Just because you told me how you want me to act doesn’t mean that I’m going to take your perspective. Each of us has our own desires, goals, values, and worldviews.
Johnson writes about the huge difference between realistic and unrealistic expectations.
“Believing that an unverbalized expectation will bring you what you want is magical thinking and is unrealistic. Expecting that doing what in the past has reliably brought about a result you want is realistic. Expecting others to do what is in your interest, but not their interest, is unrealistic. Expecting others to do what is in both of your interests can be realistic.”
We can—and, indeed, should—have expectations. However, Johnson suggests that if we find things to be grateful about, even when our expectations are not met, we will experience “serenity rather than resentment.”
I do my thing and you do your thing.
I am not in this world to live up to your expectations,
And you are not in this world to live up to mine.
You are you, and I am I,
and if by chance we find each other, it’s beautiful.

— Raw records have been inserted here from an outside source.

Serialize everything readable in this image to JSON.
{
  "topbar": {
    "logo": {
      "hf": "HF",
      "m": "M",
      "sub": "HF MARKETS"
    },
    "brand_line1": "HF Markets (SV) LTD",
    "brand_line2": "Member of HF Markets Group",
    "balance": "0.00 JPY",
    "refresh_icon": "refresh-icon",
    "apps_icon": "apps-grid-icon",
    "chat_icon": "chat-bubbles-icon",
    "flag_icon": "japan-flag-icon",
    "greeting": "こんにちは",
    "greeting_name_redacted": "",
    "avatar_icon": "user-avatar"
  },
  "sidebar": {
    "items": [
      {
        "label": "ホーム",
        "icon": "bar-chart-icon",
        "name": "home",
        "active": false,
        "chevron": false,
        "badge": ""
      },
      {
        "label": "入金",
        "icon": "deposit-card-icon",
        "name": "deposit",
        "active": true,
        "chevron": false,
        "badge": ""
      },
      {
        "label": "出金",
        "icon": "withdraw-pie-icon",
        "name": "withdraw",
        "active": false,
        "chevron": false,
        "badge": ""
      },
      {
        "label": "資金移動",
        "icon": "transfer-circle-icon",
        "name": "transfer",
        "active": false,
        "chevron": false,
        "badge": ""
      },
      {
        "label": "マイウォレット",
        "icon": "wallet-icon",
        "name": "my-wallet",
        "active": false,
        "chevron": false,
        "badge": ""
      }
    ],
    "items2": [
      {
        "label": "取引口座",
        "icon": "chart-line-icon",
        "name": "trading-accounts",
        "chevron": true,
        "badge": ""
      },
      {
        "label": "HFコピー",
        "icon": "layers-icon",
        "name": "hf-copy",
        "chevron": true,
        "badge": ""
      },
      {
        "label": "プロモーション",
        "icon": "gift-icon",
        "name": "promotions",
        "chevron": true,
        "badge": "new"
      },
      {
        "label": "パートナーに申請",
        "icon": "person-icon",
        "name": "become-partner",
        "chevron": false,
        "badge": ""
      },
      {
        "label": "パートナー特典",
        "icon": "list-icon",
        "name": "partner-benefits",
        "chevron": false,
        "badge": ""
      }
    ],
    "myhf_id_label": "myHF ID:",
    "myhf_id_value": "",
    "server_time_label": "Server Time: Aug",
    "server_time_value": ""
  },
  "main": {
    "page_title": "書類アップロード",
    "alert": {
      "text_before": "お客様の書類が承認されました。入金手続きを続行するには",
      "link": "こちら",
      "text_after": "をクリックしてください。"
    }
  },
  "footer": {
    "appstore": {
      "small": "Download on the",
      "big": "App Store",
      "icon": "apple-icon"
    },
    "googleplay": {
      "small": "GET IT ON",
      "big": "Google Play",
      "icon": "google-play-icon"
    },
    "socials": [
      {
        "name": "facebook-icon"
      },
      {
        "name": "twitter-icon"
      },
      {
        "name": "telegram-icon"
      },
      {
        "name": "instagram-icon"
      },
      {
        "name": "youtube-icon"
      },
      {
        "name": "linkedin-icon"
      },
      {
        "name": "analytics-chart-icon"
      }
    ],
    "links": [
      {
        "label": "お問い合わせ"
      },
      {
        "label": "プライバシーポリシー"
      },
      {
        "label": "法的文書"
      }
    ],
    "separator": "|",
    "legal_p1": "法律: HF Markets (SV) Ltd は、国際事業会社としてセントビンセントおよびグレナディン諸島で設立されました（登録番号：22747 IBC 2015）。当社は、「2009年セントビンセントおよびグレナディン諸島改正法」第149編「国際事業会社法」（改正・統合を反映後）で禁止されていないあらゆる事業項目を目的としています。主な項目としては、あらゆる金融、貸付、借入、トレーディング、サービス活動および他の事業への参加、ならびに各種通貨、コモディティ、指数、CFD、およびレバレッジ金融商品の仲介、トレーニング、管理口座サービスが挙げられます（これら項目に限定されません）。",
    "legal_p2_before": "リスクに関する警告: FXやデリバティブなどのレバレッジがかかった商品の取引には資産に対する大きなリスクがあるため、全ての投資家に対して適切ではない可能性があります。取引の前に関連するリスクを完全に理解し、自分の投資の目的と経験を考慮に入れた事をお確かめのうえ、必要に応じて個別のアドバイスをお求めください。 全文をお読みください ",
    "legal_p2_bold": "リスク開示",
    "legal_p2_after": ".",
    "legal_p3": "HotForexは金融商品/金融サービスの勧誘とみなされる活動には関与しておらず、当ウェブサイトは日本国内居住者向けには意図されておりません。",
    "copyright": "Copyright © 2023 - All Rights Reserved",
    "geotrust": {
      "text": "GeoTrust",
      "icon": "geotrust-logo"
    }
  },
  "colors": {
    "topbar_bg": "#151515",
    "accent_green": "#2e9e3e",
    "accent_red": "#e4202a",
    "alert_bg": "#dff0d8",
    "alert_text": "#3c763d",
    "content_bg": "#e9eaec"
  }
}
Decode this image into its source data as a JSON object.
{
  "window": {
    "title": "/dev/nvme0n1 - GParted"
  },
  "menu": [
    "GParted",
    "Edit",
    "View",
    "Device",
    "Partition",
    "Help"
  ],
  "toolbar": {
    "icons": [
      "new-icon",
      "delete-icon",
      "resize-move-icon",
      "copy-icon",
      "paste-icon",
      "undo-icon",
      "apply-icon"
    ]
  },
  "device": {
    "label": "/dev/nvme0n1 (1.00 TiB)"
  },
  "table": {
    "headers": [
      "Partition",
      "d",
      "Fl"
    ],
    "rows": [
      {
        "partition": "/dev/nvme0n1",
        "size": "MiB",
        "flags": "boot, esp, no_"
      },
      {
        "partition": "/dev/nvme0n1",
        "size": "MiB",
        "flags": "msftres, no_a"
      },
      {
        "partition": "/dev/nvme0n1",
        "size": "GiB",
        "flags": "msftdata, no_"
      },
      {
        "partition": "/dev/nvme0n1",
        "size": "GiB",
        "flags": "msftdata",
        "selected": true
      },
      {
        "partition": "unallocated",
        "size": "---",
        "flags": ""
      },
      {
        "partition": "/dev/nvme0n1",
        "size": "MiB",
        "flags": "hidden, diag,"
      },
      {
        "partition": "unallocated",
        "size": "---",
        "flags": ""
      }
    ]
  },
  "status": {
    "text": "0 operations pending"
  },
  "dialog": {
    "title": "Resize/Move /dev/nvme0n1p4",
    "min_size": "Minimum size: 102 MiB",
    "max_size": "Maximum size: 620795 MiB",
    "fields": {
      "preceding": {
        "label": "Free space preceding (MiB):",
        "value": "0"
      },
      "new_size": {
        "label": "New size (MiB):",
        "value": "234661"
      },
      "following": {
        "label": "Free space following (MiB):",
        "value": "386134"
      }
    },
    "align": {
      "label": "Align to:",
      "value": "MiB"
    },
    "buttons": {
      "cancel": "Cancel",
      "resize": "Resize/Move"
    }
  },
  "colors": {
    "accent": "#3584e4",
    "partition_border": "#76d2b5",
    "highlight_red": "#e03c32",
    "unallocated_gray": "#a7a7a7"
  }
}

If not, it can’t be helped. —Fritz Perls, ‘Gestalt Therapy Verbatim,’ 1969″
When used effectively, expectations can challenge us and improve the way we work with our families and teams. Just don’t tie expectations to being happy.
Perhaps a better mantra moving forward would be “No expectation should be your key to happiness.” Find your happiness elsewhere.
Have a good week.
More to come…
DJB
*Sorry. I just got carried away, as we’re in the final week of the regular season with eight games to go and the Nationals are tied with Milwaukee for the two wild card slots, with the Cubs four games behind. It is nail biting time. The Nats will probably get in the wild card game, but I don’t have any expectations that they’ll end up with the better record and get to play at home.